Power metal-oxide-silicon field-effect transistors (MOSFET) are employed in applications requiring high voltages and high currents. One type of Power MOSFETs uses a trench gate structure where the transistor gate is provided in a vertical trench formed at the surface of the substrate. The trench gate is isolated from the substrate by a gate oxide layer lining the sidewall and the base of the trench. The source and body regions are formed adjacent the trench at the surface of the substrate and the drain region is formed on the opposite surface of the substrate. As thus configured, the channel of the transistor is formed in body region along the vertical sidewall of the trench. Power MOSFETs using a trench gate are sometimes referred to as trench MOSFETs, or trench gate power MOSFETs, or trench-gated vertical power MOSFET.

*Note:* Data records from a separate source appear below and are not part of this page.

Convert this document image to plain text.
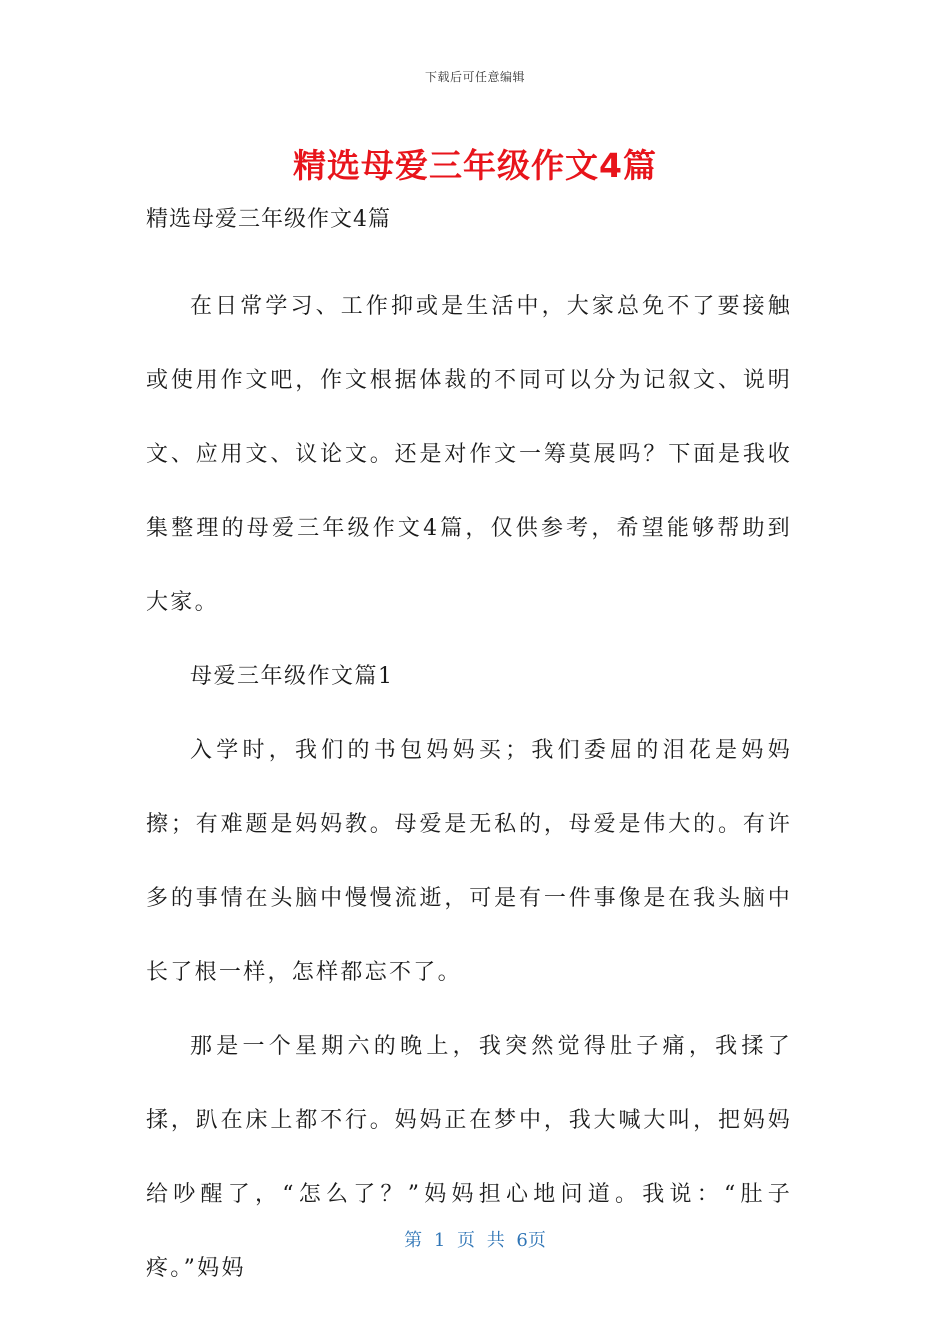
下载后可任意编辑
精选母爱三年级作文4篇

精选母爱三年级作文4篇

在日常学习、工作抑或是生活中，大家总免不了要接触或使用作文吧，作文根据体裁的不同可以分为记叙文、说明文、应用文、议论文。还是对作文一筹莫展吗？下面是我收集整理的母爱三年级作文4篇，仅供参考，希望能够帮助到大家。

母爱三年级作文篇1

入学时，我们的书包妈妈买；我们委屈的泪花是妈妈擦；有难题是妈妈教。母爱是无私的，母爱是伟大的。有许多的事情在头脑中慢慢流逝，可是有一件事像是在我头脑中长了根一样，怎样都忘不了。

那是一个星期六的晚上，我突然觉得肚子痛，我揉了揉，趴在床上都不行。妈妈正在梦中，我大喊大叫，把妈妈给吵醒了，“怎么了？”妈妈担心地问道。我说：“肚子疼。”妈妈

第 1 页 共 6页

In some applications, trench gate power MOSFET devices benefit from using a dual oxide thickness trench gate structure. In a dual oxide thickness trench gate structure, the trench gate is formed in a trench lined with a liner oxide layer at a bottom portion of the trench that is thicker than the thin gate oxide layer at the top portion of the trench. FIG. 1 duplicates FIG. 3N of commonly assigned U.S. patent application Ser. No. 13/776,523 and illustrates an example of a dual oxide thickness trench gate structure for a trench gate power MOSFET device. U.S. patent application Ser. No. 13/776,523 is entitled “Termination Trench For Power MOSFET Applications,” filed Feb. 25, 2013, and is incorporated herein by reference in its entirety. Conventional fabrication processes for forming the dual oxide thickness trench gate structure involve forming a trench in the silicon substrate to a first depth, forming a nitride spacer on the sidewalls of the trench, and then etching the silicon substrate in the trench further to a second depth using the nitride spacer as a self-aligned mask. Then, the conventional processes perform thermal oxidation to grow the liner oxide layer at the bottom portion of the trench. The nitride spacer is removed and thermal oxidation is performed to grow the gate oxide layer at the top portion of the trench.
Challenges exist in forming the dual oxide thickness trench gate structure. For example, particle debris may become lodged in the bottom of the trench during the second trench etch process. The particle debris inhibits the liner oxidation and causes shorts between the trench gate and the silicon substrate.